- French: Ce cœur qui bat
- Directed by: Philippe Lesage
- Written by: Philippe Lesage
- Produced by: Philippe Lesage Bruno Guay
- Cinematography: Philippe Lesage
- Edited by: Mathieu Bouchard-Malo
- Production company: Les Films du 3 mars
- Release date: November 10, 2010 (RIDM);
- Running time: 82 minutes
- Country: Canada
- Language: French

= The Heart that Beats =

2010 Canadian documentary film

The Heart That Beats (Ce cœur qui bat) is a Canadian documentary film, directed by Philippe Lesage and released in 2010. Inspired by his own stay in a hospital after undergoing heart surgery, the film is a meditation on the human condition which profiles the suffering of patients in the emergency ward at Montreal's Hôtel-Dieu hospital, and the dedication of health care workers who strive to relieve it.

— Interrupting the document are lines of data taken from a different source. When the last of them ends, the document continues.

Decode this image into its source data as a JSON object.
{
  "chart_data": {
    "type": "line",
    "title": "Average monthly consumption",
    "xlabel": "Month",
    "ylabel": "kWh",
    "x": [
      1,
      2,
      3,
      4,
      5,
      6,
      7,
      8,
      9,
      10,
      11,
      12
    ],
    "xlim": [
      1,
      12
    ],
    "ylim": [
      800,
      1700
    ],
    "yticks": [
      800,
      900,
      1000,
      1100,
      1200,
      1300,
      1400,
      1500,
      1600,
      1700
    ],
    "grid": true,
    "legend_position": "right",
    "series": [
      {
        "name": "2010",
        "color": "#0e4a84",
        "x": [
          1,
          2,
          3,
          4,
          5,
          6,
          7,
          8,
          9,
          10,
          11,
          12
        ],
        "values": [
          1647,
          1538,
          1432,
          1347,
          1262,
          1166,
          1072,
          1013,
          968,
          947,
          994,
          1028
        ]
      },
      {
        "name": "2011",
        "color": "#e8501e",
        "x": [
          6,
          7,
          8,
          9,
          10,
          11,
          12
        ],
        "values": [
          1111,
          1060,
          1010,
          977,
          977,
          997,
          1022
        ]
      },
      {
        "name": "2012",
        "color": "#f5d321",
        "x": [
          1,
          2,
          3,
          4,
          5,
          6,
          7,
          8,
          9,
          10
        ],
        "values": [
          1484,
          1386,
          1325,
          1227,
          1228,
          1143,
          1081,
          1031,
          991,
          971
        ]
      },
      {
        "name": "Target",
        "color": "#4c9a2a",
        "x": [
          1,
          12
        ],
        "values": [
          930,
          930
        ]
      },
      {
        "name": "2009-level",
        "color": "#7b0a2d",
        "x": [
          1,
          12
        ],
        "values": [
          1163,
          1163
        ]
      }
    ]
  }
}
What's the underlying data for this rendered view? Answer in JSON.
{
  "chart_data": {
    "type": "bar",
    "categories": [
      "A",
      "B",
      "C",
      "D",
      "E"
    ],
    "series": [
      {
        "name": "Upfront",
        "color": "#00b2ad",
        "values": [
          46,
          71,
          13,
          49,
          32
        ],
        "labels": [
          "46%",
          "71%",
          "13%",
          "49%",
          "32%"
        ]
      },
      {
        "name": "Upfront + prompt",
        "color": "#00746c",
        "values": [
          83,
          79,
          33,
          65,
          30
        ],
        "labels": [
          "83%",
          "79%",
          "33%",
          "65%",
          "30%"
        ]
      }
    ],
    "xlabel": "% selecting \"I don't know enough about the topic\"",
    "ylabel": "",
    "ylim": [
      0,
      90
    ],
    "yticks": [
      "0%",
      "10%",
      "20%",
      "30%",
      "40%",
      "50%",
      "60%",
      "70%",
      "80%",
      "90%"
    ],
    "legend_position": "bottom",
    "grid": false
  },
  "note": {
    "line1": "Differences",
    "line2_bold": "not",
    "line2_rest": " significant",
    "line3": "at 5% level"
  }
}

The film premiered at the 2010 Montreal International Documentary Festival, before going into commercial release in 2011.

At RIDM, the film won the Cinémathèque québécoise award for Best Quebec/Canadian Film, and Lesage won the award for Most Promising Quebec/Canadian Director. The film won the Prix Jutra for Best Documentary Film at the 14th Jutra Awards in 2012.